ナナ、苦笑いをして、ニャンと猫の声を出す。

すると、リリアが、ナナにむかってストリートのむこうを指さす。

リリア「ねえ、ナナさん。あれ、シカさんだよねー。野毛の山動物園の子たち?」

ナナ、ストリートわきの路地の奥を見ると、シカたちがコンテナのようなボックスに運ばれているのが見えた。

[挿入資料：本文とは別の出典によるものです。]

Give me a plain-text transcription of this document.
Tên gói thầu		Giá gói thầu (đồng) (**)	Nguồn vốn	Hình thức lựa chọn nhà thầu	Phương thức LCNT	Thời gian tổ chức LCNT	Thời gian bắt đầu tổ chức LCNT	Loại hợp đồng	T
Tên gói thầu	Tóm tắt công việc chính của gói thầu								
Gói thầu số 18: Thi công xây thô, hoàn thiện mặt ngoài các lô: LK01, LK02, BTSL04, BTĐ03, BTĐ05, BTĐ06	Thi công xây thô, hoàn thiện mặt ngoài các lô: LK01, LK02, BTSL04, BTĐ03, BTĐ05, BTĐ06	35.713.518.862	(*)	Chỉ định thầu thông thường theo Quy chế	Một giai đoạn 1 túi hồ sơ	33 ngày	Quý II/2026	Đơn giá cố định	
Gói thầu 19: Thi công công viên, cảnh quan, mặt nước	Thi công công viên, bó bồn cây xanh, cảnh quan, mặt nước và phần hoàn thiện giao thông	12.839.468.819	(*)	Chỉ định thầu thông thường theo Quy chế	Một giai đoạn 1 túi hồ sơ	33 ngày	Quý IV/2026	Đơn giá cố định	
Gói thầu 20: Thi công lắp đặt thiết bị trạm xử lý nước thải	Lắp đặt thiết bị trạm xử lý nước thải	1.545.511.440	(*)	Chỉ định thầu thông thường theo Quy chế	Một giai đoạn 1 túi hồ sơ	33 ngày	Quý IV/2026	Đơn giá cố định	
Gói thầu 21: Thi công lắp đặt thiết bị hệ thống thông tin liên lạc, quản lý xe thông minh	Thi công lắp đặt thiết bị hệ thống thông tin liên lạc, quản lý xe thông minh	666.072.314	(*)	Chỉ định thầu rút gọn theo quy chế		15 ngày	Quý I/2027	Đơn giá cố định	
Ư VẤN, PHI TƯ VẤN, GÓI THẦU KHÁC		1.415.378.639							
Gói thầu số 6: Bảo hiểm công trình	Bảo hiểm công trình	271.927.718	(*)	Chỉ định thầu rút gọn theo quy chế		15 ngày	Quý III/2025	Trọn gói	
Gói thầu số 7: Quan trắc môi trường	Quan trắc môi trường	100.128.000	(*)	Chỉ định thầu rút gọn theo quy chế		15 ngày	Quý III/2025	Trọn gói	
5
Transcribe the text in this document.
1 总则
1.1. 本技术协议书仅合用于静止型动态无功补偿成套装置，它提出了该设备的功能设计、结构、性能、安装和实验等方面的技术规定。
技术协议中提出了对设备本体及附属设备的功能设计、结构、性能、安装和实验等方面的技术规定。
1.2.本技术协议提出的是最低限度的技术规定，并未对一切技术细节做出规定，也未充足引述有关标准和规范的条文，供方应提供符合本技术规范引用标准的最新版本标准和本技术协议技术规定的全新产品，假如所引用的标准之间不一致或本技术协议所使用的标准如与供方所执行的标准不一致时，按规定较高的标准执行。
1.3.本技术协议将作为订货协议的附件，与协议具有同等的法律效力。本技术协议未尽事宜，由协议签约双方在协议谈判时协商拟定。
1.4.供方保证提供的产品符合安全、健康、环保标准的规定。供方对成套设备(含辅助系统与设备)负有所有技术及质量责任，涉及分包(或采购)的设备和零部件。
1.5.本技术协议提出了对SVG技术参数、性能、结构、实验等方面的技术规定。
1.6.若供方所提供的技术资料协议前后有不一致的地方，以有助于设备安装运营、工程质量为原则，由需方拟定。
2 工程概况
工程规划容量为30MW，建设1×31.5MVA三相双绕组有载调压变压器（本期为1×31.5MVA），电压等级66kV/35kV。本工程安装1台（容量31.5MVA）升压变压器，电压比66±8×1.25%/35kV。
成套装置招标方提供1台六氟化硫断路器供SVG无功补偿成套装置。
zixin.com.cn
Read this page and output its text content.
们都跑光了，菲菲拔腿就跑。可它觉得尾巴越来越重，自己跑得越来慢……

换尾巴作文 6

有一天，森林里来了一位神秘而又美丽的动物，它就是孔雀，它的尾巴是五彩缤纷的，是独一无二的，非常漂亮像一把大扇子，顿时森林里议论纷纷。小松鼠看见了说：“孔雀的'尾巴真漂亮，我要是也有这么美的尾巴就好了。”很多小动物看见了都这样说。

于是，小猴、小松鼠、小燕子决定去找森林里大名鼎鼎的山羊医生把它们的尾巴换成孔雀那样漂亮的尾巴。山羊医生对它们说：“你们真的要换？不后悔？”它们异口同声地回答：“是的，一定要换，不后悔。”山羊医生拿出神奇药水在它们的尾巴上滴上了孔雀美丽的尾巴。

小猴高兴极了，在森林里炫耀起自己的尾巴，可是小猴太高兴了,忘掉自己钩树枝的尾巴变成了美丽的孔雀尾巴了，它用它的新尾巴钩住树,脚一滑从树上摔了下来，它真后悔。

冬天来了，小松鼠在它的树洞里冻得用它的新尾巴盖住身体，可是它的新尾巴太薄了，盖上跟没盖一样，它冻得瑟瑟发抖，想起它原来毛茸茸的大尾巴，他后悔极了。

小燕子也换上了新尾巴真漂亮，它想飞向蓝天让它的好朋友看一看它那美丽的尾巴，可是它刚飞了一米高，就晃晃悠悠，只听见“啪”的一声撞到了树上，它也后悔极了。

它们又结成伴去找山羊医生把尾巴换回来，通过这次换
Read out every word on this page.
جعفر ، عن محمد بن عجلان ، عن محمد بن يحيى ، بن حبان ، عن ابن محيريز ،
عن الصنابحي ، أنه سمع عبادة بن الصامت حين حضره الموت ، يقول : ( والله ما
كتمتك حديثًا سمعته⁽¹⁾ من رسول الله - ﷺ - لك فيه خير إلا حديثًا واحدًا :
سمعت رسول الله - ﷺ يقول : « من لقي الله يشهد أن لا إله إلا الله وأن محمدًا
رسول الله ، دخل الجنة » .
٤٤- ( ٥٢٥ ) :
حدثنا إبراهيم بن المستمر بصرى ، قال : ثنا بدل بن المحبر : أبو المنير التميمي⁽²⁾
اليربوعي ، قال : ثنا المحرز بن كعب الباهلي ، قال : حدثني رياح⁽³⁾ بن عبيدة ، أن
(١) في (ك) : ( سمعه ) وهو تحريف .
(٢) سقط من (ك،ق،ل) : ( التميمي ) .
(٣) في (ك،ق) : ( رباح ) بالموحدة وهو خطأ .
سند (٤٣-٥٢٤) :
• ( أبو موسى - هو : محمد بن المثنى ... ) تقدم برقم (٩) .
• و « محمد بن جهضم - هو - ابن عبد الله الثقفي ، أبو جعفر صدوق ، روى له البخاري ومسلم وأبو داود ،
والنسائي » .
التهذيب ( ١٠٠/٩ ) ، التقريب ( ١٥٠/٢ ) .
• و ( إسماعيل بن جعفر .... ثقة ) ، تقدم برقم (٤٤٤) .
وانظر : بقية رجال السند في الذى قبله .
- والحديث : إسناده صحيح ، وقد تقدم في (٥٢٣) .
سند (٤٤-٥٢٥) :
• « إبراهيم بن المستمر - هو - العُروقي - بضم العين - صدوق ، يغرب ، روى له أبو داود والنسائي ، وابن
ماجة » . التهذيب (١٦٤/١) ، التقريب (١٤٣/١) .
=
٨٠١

ナナ「え・・。園長さんから、そんなこと聞いてないけど・・」

ナナ、ハッとする。

ナナ「まさか・・」

ナナ、黒い帽子の男たちが、路地の奥に消えていくのが見えた。

すこしすると、屋根の上のシロフクロウが、路地の奥に追うように飛んでいく。

ナナ「もしかして・・」

◯洞窟の中

アカリ、大きな泉の前で、しばらくたちつくしていた。
やがて、足もとに羽が落ちているのに気づきひろいあげる。

アカリ「ここにも、羽が・・」

アカリ、そっと泉の中をのぞく。
青く透き通った世界がどこまでもひろがり、アカリは、緊張が消えていくのを覚える。

アカリ「きれい・・、なんてすてきな世界・・」

アカリ、つぶやくと、泉の底になにか光るものが見えた。

アカリ「・・・・?」

そして、光るものは、だんだん底からあがってきた。

アカリ「・・・・え?」

アカリ、思わず後ずさる。

やがて、泉の表面が、音をたててもりあがりはじめる。

アカリ「(目をあけて)・・・・!」

とつぜん、はげしい水しぶきとともに、美しい水色の衣をまとった女性が泉の中から現れた。

アカリ「お、女の人・・?」

泉の上に、美しい女性が立っていた。

アカリ、しばらくぼうぜんと女性を見ている。

やがて、ココが泉の方へ歩きだす。